I once debugged a pathological case of this where OnApp would configure Xen with a CPU limit of 200% on a 24 core machine for Dom0, so it could only spend 1/12th of the time in Dom0 - this is measured in time spent but also applies to all 24 cores. It would more or less totally lock the machine because 1 core was waiting on a spinlock or similar from another core, and they just scheduled so slowly it took FOREVER. Combine that with minimimum timeslices of 30ms.. basically each 30ms if would spinlock and do nothing useful. Good times.

Even their support team couldn't figure that out despite having other customers running into it, I managed to figure it out using xenalyze or something basically tracing the scheduler actions and found that all the dom0 cores were only being scheduled something like once per second each. Was kinda crazy.

No Batch Core scheduling in that version of Xen either. I think newer versions might have it?

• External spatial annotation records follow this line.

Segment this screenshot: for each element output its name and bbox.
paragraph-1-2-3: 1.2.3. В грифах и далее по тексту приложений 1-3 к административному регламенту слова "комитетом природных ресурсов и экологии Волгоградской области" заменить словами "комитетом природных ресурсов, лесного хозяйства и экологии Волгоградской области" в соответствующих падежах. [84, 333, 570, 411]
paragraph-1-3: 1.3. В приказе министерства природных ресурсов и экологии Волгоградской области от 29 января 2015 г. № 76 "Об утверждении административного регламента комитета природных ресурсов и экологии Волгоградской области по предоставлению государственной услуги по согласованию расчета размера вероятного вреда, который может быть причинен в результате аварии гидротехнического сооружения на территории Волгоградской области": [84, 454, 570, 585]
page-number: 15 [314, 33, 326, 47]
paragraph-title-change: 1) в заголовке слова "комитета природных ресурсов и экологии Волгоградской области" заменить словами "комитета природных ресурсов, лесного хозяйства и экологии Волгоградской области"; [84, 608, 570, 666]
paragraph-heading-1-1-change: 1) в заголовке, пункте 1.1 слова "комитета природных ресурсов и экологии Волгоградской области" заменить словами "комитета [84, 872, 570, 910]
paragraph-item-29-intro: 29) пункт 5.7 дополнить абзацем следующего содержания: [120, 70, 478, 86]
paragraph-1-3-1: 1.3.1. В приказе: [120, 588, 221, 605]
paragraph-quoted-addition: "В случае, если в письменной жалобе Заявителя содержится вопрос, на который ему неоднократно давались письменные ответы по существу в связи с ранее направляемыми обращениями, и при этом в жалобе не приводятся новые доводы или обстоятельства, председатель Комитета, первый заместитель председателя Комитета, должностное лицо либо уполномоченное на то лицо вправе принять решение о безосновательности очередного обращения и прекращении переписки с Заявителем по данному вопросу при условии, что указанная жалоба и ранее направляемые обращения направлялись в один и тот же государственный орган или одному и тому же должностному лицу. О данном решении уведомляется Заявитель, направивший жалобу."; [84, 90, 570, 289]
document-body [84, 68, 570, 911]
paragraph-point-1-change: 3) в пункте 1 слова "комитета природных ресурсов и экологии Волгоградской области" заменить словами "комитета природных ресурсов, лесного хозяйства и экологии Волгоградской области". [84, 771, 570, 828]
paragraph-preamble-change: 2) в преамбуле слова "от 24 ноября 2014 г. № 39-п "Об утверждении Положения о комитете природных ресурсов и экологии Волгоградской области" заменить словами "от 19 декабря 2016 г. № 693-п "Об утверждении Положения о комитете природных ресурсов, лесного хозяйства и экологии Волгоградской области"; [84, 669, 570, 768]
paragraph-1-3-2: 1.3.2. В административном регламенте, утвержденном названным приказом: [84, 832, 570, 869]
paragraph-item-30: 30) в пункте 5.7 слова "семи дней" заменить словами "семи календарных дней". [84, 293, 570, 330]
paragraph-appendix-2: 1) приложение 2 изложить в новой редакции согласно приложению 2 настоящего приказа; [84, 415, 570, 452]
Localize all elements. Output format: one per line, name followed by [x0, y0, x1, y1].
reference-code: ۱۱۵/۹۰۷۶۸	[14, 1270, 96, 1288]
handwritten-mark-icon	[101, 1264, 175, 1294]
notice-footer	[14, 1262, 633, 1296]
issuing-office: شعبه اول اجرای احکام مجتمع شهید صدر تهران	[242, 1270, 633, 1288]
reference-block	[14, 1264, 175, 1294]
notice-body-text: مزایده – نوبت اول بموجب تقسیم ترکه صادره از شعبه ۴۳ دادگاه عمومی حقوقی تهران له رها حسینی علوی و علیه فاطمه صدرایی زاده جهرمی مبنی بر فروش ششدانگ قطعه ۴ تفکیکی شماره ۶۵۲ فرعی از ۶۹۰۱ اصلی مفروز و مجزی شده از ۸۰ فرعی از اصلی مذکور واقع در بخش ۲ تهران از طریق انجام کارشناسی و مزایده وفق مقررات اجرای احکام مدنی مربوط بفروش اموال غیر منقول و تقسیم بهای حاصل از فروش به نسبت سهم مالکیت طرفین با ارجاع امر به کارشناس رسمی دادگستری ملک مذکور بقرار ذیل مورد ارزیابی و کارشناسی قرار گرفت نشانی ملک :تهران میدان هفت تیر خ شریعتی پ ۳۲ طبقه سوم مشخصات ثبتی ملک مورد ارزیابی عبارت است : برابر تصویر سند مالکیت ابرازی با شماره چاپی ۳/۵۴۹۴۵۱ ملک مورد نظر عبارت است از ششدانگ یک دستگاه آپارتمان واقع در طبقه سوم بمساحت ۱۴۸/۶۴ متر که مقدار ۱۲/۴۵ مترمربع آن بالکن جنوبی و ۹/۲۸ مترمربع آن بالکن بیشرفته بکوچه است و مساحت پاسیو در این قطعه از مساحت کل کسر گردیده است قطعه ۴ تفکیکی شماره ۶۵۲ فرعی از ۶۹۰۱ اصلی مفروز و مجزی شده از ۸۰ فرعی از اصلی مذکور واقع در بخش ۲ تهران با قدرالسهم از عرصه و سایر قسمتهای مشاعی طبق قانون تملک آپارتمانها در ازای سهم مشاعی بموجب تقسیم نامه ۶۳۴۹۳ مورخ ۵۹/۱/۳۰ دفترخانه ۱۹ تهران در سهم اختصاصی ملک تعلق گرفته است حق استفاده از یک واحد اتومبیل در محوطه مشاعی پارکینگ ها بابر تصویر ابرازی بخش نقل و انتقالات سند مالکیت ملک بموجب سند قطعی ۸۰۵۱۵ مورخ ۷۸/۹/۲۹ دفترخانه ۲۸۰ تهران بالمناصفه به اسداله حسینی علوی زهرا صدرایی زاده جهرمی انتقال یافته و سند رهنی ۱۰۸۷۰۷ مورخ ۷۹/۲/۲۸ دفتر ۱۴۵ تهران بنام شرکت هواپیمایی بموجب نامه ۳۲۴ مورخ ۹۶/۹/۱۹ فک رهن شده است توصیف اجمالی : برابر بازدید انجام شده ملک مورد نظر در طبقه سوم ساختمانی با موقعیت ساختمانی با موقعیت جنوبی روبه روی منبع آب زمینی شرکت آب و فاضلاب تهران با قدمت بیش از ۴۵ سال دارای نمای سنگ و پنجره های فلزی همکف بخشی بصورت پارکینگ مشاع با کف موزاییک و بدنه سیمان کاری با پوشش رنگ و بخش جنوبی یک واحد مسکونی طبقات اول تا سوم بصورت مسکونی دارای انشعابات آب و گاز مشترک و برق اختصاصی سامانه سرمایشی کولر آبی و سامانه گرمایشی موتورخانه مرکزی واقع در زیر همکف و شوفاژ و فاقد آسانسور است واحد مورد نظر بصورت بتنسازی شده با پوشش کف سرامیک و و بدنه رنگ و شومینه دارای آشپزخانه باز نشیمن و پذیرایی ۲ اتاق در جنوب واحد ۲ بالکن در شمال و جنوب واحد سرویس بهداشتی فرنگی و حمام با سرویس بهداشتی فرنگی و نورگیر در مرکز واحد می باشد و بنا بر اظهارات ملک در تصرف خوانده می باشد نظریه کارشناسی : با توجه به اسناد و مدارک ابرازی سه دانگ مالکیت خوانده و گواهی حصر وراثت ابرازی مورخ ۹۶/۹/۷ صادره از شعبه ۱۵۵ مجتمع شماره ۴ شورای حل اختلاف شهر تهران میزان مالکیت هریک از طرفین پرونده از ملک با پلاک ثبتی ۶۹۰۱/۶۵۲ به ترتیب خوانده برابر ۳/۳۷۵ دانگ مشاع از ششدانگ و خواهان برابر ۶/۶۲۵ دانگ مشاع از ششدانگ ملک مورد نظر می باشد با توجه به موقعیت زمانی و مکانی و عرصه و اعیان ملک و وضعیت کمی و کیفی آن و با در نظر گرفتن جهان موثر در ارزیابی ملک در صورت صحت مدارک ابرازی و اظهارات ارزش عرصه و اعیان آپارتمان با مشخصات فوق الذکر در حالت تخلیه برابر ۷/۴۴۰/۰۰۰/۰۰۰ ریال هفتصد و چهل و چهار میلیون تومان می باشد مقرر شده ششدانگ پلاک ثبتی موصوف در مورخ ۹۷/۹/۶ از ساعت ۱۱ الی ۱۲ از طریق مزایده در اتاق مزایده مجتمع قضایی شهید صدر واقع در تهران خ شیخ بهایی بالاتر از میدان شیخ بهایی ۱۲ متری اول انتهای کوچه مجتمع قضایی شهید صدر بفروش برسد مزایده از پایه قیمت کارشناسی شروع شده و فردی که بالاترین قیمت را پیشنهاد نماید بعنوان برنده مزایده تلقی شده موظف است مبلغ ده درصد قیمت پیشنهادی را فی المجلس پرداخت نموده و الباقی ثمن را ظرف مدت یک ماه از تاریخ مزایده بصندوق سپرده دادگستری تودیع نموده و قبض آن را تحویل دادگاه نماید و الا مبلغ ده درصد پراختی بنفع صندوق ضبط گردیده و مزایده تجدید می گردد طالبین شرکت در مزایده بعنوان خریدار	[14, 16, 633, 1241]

Might not work when you have every core assigned to a domain though.

The solution was to only plug 2 CPUs into Dom0, rather than plug all 24 and give it a 200% slice of them.


HPC systems also tend do an unusual amount of stuff in userspace, such as running custom TCP stacks in userspace or using RDMA to bypass the CPU entirely. You wouldn't want to run a 10GB+ multiqueue Ethernet NIC on a single core, it'll choke on the interrupt load.